Jan Slaby ve Christian von Scheve'nin derlediği kitap toplumları "duygulanım toplumları" olarak kuramsallaştırmak ve bu yönelimle ampirik araştırmalar yapmak için gerekli kavramların eşsiz bir derlemesini sunuyor. Kavramlar toplumların bir arada yaşamalarının duygulanımsal temellerine dair bir kavrayışın yolunu açıyorlar ve göç popülizm yerel ve küresel eşitsizlikler kimlik-aidiyet gibi çatışma alanlarının duygulanımsal doğasını algılamak için vazgeçilmezler.

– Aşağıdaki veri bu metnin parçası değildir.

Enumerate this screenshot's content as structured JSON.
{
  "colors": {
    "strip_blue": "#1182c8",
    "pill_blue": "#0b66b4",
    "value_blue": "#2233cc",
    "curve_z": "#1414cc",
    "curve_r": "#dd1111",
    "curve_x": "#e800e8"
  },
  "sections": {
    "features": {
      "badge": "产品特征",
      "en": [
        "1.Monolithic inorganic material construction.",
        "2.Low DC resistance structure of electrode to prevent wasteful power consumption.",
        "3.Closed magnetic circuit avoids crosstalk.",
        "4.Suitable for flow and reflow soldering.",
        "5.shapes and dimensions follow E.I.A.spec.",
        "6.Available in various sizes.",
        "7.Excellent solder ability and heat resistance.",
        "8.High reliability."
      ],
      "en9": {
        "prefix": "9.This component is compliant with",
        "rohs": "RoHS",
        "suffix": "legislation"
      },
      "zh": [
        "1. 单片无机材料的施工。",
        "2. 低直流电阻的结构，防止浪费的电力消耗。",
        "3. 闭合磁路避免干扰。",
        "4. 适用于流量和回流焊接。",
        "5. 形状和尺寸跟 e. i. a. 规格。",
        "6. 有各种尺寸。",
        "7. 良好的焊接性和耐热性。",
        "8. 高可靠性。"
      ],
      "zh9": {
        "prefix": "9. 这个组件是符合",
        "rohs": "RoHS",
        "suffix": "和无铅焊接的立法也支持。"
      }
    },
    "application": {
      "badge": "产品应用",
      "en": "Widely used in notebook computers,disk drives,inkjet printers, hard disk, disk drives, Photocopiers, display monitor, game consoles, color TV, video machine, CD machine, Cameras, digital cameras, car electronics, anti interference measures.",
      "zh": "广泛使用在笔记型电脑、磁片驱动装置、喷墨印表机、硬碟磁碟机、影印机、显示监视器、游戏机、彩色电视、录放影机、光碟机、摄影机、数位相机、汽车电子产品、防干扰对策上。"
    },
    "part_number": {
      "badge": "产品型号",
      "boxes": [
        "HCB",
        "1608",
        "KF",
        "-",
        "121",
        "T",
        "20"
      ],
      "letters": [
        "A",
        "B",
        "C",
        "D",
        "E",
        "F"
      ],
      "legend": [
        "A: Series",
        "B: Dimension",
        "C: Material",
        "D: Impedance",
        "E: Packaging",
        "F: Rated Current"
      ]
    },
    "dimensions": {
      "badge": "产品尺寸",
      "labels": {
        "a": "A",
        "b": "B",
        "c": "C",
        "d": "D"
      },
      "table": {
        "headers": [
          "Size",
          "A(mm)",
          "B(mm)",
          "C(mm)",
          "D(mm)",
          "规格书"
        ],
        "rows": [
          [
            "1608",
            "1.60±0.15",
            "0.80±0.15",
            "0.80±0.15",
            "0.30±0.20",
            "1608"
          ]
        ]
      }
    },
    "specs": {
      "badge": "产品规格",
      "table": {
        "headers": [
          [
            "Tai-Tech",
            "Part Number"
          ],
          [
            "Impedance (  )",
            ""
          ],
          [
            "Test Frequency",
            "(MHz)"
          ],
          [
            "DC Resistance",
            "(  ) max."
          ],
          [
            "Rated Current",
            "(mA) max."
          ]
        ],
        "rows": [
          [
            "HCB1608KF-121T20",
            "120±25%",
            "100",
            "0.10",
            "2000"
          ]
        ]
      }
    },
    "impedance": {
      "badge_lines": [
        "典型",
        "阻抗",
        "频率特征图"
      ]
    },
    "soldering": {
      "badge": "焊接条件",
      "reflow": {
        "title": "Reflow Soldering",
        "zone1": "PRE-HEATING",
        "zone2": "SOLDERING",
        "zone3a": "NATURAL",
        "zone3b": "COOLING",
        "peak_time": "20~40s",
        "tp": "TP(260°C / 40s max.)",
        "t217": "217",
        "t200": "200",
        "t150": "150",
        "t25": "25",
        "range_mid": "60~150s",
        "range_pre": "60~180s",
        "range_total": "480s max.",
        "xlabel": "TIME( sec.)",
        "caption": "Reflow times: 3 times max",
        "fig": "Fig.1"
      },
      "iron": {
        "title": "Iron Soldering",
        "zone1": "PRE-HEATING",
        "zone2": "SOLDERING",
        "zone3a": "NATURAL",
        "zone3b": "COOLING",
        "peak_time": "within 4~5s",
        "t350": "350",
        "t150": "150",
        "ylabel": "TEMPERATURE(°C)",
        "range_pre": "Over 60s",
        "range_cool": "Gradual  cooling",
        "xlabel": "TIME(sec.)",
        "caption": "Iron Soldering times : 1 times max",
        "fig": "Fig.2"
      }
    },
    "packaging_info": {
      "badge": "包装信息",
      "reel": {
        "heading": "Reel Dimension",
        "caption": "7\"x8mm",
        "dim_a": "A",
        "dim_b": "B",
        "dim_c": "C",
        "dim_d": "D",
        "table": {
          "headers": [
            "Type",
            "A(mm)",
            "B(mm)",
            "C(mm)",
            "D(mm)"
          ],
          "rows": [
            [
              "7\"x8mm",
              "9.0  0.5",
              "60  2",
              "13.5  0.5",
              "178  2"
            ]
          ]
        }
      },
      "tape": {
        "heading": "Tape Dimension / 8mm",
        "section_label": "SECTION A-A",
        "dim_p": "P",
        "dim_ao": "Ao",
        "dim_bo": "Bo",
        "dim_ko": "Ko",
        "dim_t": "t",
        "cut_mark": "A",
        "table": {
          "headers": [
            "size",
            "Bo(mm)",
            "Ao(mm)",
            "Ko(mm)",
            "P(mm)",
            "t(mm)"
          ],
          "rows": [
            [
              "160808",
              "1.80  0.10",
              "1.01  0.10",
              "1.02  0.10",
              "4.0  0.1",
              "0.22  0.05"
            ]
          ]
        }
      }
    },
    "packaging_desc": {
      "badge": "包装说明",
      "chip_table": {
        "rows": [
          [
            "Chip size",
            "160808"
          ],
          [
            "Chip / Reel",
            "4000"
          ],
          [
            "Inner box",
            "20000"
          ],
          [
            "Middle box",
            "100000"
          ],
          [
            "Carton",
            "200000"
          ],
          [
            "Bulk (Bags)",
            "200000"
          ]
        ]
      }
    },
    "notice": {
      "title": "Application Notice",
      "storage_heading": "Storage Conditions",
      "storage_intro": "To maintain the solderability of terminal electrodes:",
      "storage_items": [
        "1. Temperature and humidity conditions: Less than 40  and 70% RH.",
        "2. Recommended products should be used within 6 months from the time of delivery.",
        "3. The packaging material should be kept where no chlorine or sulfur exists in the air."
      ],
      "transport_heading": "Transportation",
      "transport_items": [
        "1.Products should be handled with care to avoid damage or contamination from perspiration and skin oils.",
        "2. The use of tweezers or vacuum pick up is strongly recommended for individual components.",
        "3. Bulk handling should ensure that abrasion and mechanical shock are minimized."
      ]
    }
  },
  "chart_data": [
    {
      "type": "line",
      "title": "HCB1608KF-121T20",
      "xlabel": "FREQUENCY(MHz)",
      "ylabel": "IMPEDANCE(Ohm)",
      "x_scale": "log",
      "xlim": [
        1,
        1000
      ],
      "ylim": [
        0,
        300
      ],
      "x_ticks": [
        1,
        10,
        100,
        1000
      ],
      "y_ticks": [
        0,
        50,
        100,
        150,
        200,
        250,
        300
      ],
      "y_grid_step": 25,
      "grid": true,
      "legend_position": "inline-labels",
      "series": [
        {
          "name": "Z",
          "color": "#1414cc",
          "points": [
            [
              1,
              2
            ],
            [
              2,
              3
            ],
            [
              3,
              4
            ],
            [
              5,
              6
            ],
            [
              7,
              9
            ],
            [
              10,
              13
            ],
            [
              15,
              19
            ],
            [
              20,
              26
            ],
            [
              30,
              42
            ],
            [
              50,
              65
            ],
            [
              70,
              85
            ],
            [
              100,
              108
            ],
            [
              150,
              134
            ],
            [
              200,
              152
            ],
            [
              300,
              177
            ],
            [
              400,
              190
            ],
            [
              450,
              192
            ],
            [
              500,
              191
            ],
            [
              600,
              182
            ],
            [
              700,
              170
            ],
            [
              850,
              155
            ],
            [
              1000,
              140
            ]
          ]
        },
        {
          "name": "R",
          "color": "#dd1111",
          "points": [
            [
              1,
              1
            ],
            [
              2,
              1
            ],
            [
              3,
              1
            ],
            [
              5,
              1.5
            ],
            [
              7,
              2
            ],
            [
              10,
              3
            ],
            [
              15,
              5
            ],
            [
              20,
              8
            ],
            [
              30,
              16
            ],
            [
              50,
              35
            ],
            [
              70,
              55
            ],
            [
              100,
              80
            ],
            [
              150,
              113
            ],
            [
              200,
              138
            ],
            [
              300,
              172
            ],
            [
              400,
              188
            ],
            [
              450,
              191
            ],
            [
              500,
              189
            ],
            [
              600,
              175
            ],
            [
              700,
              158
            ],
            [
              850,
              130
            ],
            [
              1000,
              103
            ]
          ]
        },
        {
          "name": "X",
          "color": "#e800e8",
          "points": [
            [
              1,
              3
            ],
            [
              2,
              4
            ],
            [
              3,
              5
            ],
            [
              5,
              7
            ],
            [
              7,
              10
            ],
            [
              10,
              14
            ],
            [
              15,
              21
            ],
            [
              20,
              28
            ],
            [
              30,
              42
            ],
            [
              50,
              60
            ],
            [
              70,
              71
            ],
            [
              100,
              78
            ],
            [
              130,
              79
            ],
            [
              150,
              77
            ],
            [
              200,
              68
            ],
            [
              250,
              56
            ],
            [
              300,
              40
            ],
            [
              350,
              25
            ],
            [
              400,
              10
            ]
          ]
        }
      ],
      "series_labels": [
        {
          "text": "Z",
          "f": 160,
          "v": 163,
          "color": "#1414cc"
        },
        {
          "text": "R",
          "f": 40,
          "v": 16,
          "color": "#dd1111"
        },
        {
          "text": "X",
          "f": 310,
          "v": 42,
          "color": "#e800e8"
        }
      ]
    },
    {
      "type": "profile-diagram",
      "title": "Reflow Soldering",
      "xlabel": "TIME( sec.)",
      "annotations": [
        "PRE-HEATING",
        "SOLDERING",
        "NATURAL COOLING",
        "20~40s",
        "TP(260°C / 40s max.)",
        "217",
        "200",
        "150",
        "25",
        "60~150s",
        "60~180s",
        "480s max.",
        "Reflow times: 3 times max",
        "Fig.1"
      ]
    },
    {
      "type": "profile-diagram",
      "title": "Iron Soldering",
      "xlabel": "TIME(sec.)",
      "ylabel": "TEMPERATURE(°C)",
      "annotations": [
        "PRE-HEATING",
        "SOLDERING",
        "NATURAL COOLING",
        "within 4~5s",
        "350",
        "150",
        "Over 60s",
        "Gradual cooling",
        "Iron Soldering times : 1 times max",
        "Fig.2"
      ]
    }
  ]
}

Duygulanım Toplumları yol gösterici bir anlatı kuruyor tarihsel bir perspektif sunuyor ele alınan kavramları ayrıntılı biçimde tanımlıyor anlaşılır araştırma örnekleri veriyor ve her bölümün sonunda genel bir bakış sunuyor. Zihin felsefesinden antropolojiye sosyolojiden kültürel çalışmalara performans çalışmalarından sanat tarihine siyaset biliminden gelişimsel ve kültürel psikolojiye uzanan çok geniş bir disiplinlerarası araştırma ufkuna dayanan bir eser.